"We've received 9,000 applications and made 235 grants! We received 600 applications and made 111 grants! We received 4000 applications and made 40 grants!" If this is how you're doling "relief" you're perpetuating structural inequality. Let's do better than competing for scraps.
If these philanthropic organizations could *take a beat*, stop, collaborate and listen, and then solve for the systemic failures, we might actually get somewhere. I'm watching well intentioned efforts set money on fire while self-congratulating for how in demand the relief was.
This approach is UTTERLY 🍌🍌🍌 to me. A competitive, "the best idea wins," which actually means, "the status quo doing it the longest" mentality is what got us in this mess in the first place.
Here are 3 ideas that are better uses of money:
1. Take your 600 grant applications.

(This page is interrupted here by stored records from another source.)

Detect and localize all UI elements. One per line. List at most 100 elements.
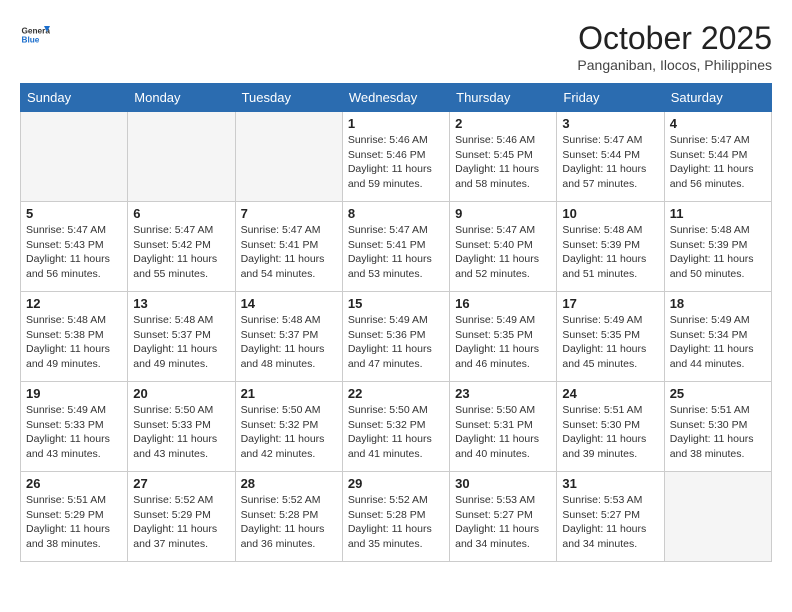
calendar-cell: 30Sunrise: 5:53 AM Sunset: 5:27 PM Dayli… — [450, 472, 557, 562]
week-row-2: 5Sunrise: 5:47 AM Sunset: 5:43 PM Daylig… — [21, 202, 772, 292]
day-info: Sunrise: 5:49 AM Sunset: 5:35 PM Dayligh… — [455, 313, 551, 372]
day-info: Sunrise: 5:52 AM Sunset: 5:28 PM Dayligh… — [241, 493, 337, 552]
calendar-cell — [21, 112, 128, 202]
title-block: October 2025 Panganiban, Ilocos, Philipp… — [577, 20, 772, 73]
day-info: Sunrise: 5:51 AM Sunset: 5:30 PM Dayligh… — [562, 403, 658, 462]
calendar-cell: 3 Sunrise: 5:47 AM Sunset: 5:44 PM Daylig… — [557, 112, 664, 202]
calendar-cell: 14 Sunrise: 5:48 AM Sunset: 5:37 PM Dayli… — [235, 292, 342, 382]
calendar-cell: 5Sunrise: 5:47 AM Sunset: 5:43 PM Daylig… — [21, 202, 128, 292]
day-info: Sunrise: 5:50 AM Sunset: 5:32 PM Dayligh… — [241, 403, 337, 462]
calendar-cell: 2 Sunrise: 5:46 AM Sunset: 5:45 PM Daylig… — [450, 112, 557, 202]
weekday-header-sunday: Sunday — [21, 84, 128, 112]
page-header: General Blue October 2025 Panganiban, Il… — [20, 20, 772, 73]
calendar-cell: 24 Sunrise: 5:51 AM Sunset: 5:30 PM Dayli… — [557, 382, 664, 472]
day-info: Sunrise: 5:50 AM Sunset: 5:32 PM Dayligh… — [348, 403, 444, 462]
week-row-1: 1 Sunrise: 5:46 AM Sunset: 5:46 PM Daylig… — [21, 112, 772, 202]
day-info: Sunrise: 5:50 AM Sunset: 5:33 PM Dayligh… — [133, 403, 229, 462]
day-info: Sunrise: 5:48 AM Sunset: 5:37 PM Dayligh… — [241, 313, 337, 372]
day-number: 30 — [455, 476, 551, 491]
day-number: 24 — [562, 386, 658, 401]
calendar-cell: 13 Sunrise: 5:48 AM Sunset: 5:37 PM Dayli… — [128, 292, 235, 382]
calendar-cell: 10 Sunrise: 5:48 AM Sunset: 5:39 PM Dayli… — [557, 202, 664, 292]
day-number: 13 — [133, 296, 229, 311]
svg-text:Blue: Blue — [22, 36, 40, 45]
calendar-cell — [664, 472, 771, 562]
day-info: Sunrise: 5:50 AM Sunset: 5:31 PM Dayligh… — [455, 403, 551, 462]
day-number: 4 — [670, 116, 766, 131]
day-info: Sunrise: 5:48 AM Sunset: 5:39 PM Dayligh… — [670, 223, 766, 282]
calendar-cell: 6 Sunrise: 5:47 AM Sunset: 5:42 PM Daylig… — [128, 202, 235, 292]
day-number: 16 — [455, 296, 551, 311]
day-info: Sunrise: 5:48 AM Sunset: 5:39 PM Dayligh… — [562, 223, 658, 282]
day-number: 17 — [562, 296, 658, 311]
day-info: Sunrise: 5:48 AM Sunset: 5:37 PM Dayligh… — [133, 313, 229, 372]
day-info: Sunrise: 5:47 AM Sunset: 5:44 PM Dayligh… — [562, 133, 658, 192]
calendar-cell: 25 Sunrise: 5:51 AM Sunset: 5:30 PM Dayli… — [664, 382, 771, 472]
day-info: Sunrise: 5:53 AM Sunset: 5:27 PM Dayligh… — [562, 493, 658, 552]
day-number: 11 — [670, 206, 766, 221]
weekday-header-row: SundayMondayTuesdayWednesdayThursdayFrid… — [21, 84, 772, 112]
day-number: 21 — [241, 386, 337, 401]
day-number: 3 — [562, 116, 658, 131]
day-info: Sunrise: 5:52 AM Sunset: 5:29 PM Dayligh… — [133, 493, 229, 552]
day-number: 23 — [455, 386, 551, 401]
day-number: 5 — [26, 206, 122, 221]
day-number: 18 — [670, 296, 766, 311]
calendar-cell: 22Sunrise: 5:50 AM Sunset: 5:32 PM Dayli… — [342, 382, 449, 472]
calendar-cell — [235, 112, 342, 202]
calendar-cell: 28Sunrise: 5:52 AM Sunset: 5:28 PM Dayli… — [235, 472, 342, 562]
calendar-cell: 17Sunrise: 5:49 AM Sunset: 5:35 PM Dayli… — [557, 292, 664, 382]
calendar-cell: 16 Sunrise: 5:49 AM Sunset: 5:35 PM Dayli… — [450, 292, 557, 382]
day-number: 14 — [241, 296, 337, 311]
day-info: Sunrise: 5:51 AM Sunset: 5:29 PM Dayligh… — [26, 493, 122, 552]
day-number: 20 — [133, 386, 229, 401]
day-number: 19 — [26, 386, 122, 401]
calendar-cell: 4 Sunrise: 5:47 AM Sunset: 5:44 PM Daylig… — [664, 112, 771, 202]
weekday-header-monday: Monday — [128, 84, 235, 112]
day-info: Sunrise: 5:47 AM Sunset: 5:41 PM Dayligh… — [241, 223, 337, 282]
day-info: Sunrise: 5:46 AM Sunset: 5:45 PM Dayligh… — [455, 133, 551, 192]
week-row-3: 12 Sunrise: 5:48 AM Sunset: 5:38 PM Dayli… — [21, 292, 772, 382]
calendar-cell: 12 Sunrise: 5:48 AM Sunset: 5:38 PM Dayli… — [21, 292, 128, 382]
month-title: October 2025 — [577, 20, 772, 57]
day-number: 6 — [133, 206, 229, 221]
calendar-cell: 19 Sunrise: 5:49 AM Sunset: 5:33 PM Dayli… — [21, 382, 128, 472]
weekday-header-wednesday: Wednesday — [342, 84, 449, 112]
day-info: Sunrise: 5:47 AM Sunset: 5:42 PM Dayligh… — [133, 223, 229, 282]
day-number: 7 — [241, 206, 337, 221]
day-number: 27 — [133, 476, 229, 491]
day-info: Sunrise: 5:47 AM Sunset: 5:41 PM Dayligh… — [348, 223, 444, 282]
calendar-cell: 18 Sunrise: 5:49 AM Sunset: 5:34 PM Dayli… — [664, 292, 771, 382]
day-number: 1 — [348, 116, 444, 131]
calendar-cell: 21 Sunrise: 5:50 AM Sunset: 5:32 PM Dayli… — [235, 382, 342, 472]
calendar-cell — [128, 112, 235, 202]
day-number: 10 — [562, 206, 658, 221]
day-info: Sunrise: 5:46 AM Sunset: 5:46 PM Dayligh… — [348, 133, 444, 192]
calendar-cell: 26 Sunrise: 5:51 AM Sunset: 5:29 PM Dayli… — [21, 472, 128, 562]
weekday-header-saturday: Saturday — [664, 84, 771, 112]
location: Panganiban, Ilocos, Philippines — [577, 57, 772, 73]
day-number: 2 — [455, 116, 551, 131]
day-number: 9 — [455, 206, 551, 221]
day-info: Sunrise: 5:49 AM Sunset: 5:33 PM Dayligh… — [26, 403, 122, 462]
day-number: 25 — [670, 386, 766, 401]
day-info: Sunrise: 5:49 AM Sunset: 5:36 PM Dayligh… — [348, 313, 444, 372]
calendar-cell: 1 Sunrise: 5:46 AM Sunset: 5:46 PM Daylig… — [342, 112, 449, 202]
calendar-table: SundayMondayTuesdayWednesdayThursdayFrid… — [20, 83, 772, 562]
day-info: Sunrise: 5:47 AM Sunset: 5:44 PM Dayligh… — [670, 133, 766, 192]
calendar-cell: 27 Sunrise: 5:52 AM Sunset: 5:29 PM Dayli… — [128, 472, 235, 562]
calendar-cell: 23 Sunrise: 5:50 AM Sunset: 5:31 PM Dayli… — [450, 382, 557, 472]
day-number: 26 — [26, 476, 122, 491]
week-row-5: 26 Sunrise: 5:51 AM Sunset: 5:29 PM Dayli… — [21, 472, 772, 562]
day-info: Sunrise: 5:49 AM Sunset: 5:34 PM Dayligh… — [670, 313, 766, 372]
day-info: Sunrise: 5:51 AM Sunset: 5:30 PM Dayligh… — [670, 403, 766, 462]
calendar-cell: 8Sunrise: 5:47 AM Sunset: 5:41 PM Daylig… — [342, 202, 449, 292]
day-number: 15 — [348, 296, 444, 311]
day-info: Sunrise: 5:48 AM Sunset: 5:38 PM Dayligh… — [26, 313, 122, 372]
calendar-cell: 31Sunrise: 5:53 AM Sunset: 5:27 PM Dayli… — [557, 472, 664, 562]
weekday-header-friday: Friday — [557, 84, 664, 112]
calendar-cell: 9Sunrise: 5:47 AM Sunset: 5:40 PM Daylig… — [450, 202, 557, 292]
calendar-cell: 7 Sunrise: 5:47 AM Sunset: 5:41 PM Daylig… — [235, 202, 342, 292]
day-number: 12 — [26, 296, 122, 311]
logo: General Blue — [20, 20, 50, 50]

Bucket into 12 categories (by sector, ppl served, whatev). Give each sector $1M & say, "We'll help you figure out how to collaborate and consolidate." Now you have some type of efficiency.
2. Hire a lobbyist to advocate for a sector's specific needs. Economic development for underrepresented small business owners is the most obvious play. Willing to bet that $100K in strategic advocacy can result in $10M+ of funding.
3. Fund the legal fees associated with non-profit organizational mergers and acquisitions. Chances are there are 10 orgs that, tomorrow, could merge and be 100x more powerful. But #philanthropy rarely funds the $25K in legal fees to make this possible. Why not ask?
If you are a funder I am happy to walk through any of these new strategies (and many others!). It's okay if you aren't hip to them. They are kind of...nuanced. There is so much opportunity to stop playing this game and think more creatively and structurally.
The numbers I used above are real numbers from real programs I've seen, touted by organizations with teams I respect. But how on EARTH they landed on this messaging rather than to say, "Hold up. We need a longer term, collaborative solution WITH grantees" is beyond me.
To be more precise with my suggestion: this dynamic is simple supply and demand. What I'm asking #philanthropy #government to do is focus on the structural availability and creation of resources (time, talent, treasure are almost infinite and renewable) rather than the demand.